TypeConverters
When building out Model classes, you may wish to provide a different type of @Column that from the standard supported column types. To recap the standard column types include:
1. String, char, Character
2. All numbers types (primitive + boxed)
3. byte[]/Byte
4. Blob (DBFlow's version)
5. Date/java.sql.Date
6. Booleans
7. Model as @ForeignKey or @ColumnMap
8. Calendar
9. BigDecimal
10. UUID
TypeConverter do not support:
1. Any Parameterized fields.
2. List<T>, Map<T>, etc. Best way to fix this is to create a separate table relationship
3. Conversion from one type-converter to another (i.e JSONObject to Date). The first parameter of TypeConverter is the value of the type as if it was a primitive/boxed type.
4. Conversion from custom type to Model, or Model to a supported type.
5. The custom class must map to a non-complex field such as String, numbers, char/Character or Blob
Define a TypeConverter
Defining a TypeConverter is quick and easy.
This example creates a TypeConverter for a field that is JSONObject and converts it to a String representation:
@com.dbflow5.annotation.TypeConverter
class JSONConverter : TypeConverter<String, JSONObject>() {
override fun getDBValue(model: JSONObject?): String? = model?.toString()
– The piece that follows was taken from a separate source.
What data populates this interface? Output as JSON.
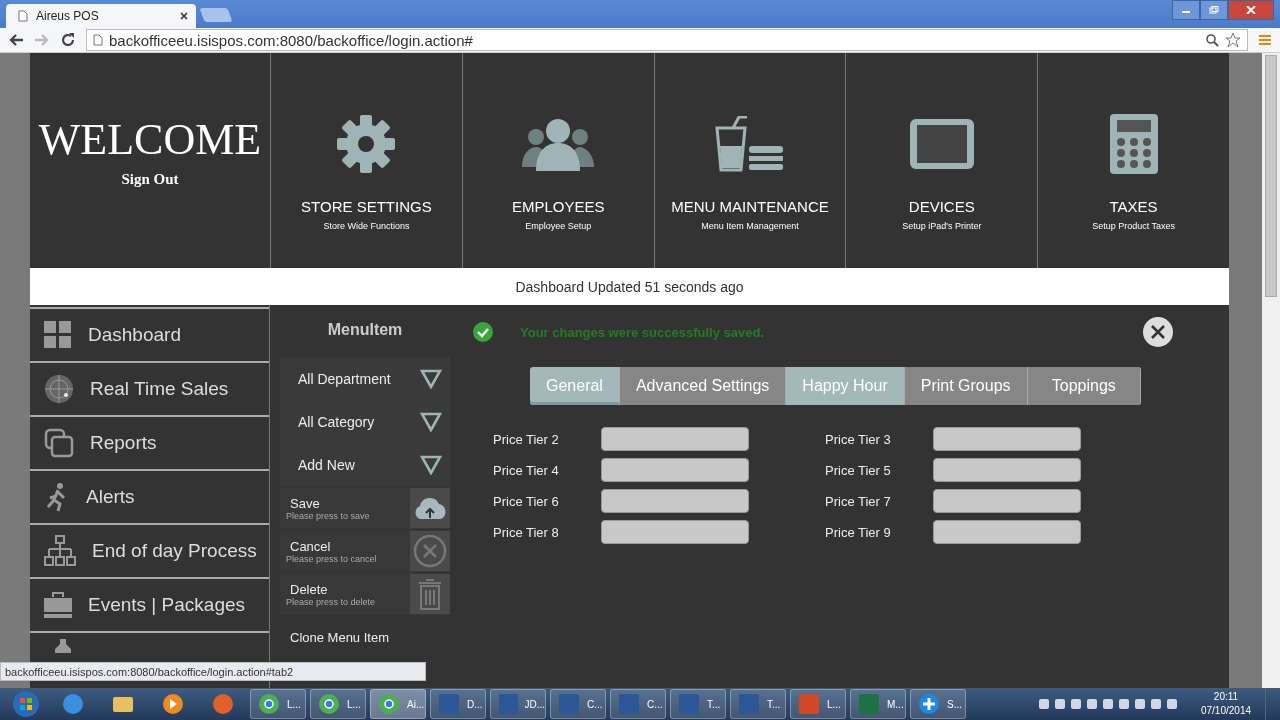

override fun getModelValue(data: String?): JSONObject? =
try {
JSONObject(data)
} catch (JSONException e) {
// you should consider logging or throwing exception.
null
}
}
}Once this is defined, by using the annotation @TypeConverter, it is registered automatically across all databases.
There are cases where you wish to provide multiple TypeConverter for same kind of field (i.e. Date with different date formats stored in a DB). You can override a field's TypeConverter locally at the @Column level.
TypeConverter for specific @Column
@ColumnIn DBFlow, specifying a TypeConverter for a @Column is as easy as @Column(typeConverter = JSONConverter::class). What it will do is create the converter once for use only when that column is used.